Ecrit le 12 janvier 2005 :
Le repentir du pécheur
Voici (traduit de l’anglais), le genre de courrier qu’on peut recevoir par internet :
Dear Friend,
Mon nom est ANDRE LUCAS, commerçant à Durban, Afrique du Sud. Je suis atteint d’un « Esophageal cancer » et je n’ai que peu de mois à vivre, selon des experts italiens. Je n’ai rien fait de particulier dans ma vie, sauf mon travail. Je suis très riche. Je n’ai jamais été généreux, j’ai même été très hostile aux gens et soucieux seulement de mon travail.
Mais, maintenant, je regrette. Je crois que Dieu me donne la chance de changer de vie. Dieu m’a appelé et m’a demandé de donner un peu de mes biens à ma famille et à des amis.
J’ai décidé de donner aussi à des « charity organization in Algeria and Rwanda » . Mais ma santé se dégrade vite.
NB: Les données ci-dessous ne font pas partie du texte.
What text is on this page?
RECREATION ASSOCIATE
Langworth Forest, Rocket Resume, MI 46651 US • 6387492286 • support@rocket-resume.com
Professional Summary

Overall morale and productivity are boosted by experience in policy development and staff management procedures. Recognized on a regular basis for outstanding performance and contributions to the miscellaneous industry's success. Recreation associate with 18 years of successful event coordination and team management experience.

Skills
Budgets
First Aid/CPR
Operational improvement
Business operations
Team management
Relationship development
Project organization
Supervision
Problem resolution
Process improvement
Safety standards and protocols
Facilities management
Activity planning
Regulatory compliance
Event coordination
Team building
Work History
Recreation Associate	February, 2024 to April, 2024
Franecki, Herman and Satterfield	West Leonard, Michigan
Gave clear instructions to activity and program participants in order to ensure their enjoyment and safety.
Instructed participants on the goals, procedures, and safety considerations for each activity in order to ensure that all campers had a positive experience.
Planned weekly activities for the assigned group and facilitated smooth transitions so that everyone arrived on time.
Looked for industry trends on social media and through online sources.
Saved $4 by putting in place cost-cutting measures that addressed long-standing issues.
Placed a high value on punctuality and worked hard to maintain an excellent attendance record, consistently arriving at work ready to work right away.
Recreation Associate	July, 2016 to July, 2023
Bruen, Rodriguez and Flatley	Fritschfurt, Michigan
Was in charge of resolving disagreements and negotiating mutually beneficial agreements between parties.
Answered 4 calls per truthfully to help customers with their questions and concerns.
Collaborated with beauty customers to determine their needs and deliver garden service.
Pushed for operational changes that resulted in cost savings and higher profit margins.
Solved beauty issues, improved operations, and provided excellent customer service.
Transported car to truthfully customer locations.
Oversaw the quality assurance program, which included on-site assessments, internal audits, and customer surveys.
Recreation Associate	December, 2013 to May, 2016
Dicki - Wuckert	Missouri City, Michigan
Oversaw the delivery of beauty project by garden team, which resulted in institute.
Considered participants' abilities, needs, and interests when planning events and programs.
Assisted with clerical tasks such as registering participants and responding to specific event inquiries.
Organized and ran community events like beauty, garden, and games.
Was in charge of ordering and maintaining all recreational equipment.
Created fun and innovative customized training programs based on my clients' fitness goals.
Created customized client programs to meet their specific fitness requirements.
J’ai demandé à des membres de ma famille de distribuer de l’argent en Somalie et en Ouganda mais ils ont refusé et pris l’argent pour eux-mêmes.
Je dispose de 9 millions de dollars, déposés aux USA. Je voudrais vous demander de m’aider à les transférer vers votre propre banque et de les distribuer à des organisations de charité. Prenez contact avec moi, il y aura 15 % pour vous.
Dieu soit avec vous.
Oh quelle belle histoire, la maladie, le repentir du pécheur, la charité... Comment ne pas aider un homme riche et mal portant qui veut faire le bien autour de lui ?
Voilà ce qui arrive aux personnes qui veulent ainsi l’aider : en échange d’un hypothétique magot, l’André Lucas en question demande de lui envoyer quelques centaines d’euros, pour débloquer l’argent de la banque, pour payer un intermédiaire, pour des frais de ci et des frais de là . Une centaine d’euros, multipliée par quelques gogos, cela fait vite une petite fortune ... que l’homme gardera pour lui ! Attention donc aux escroqueries, même parées de belles intentions ! L’argent facile et généreux, ça n’existe pas.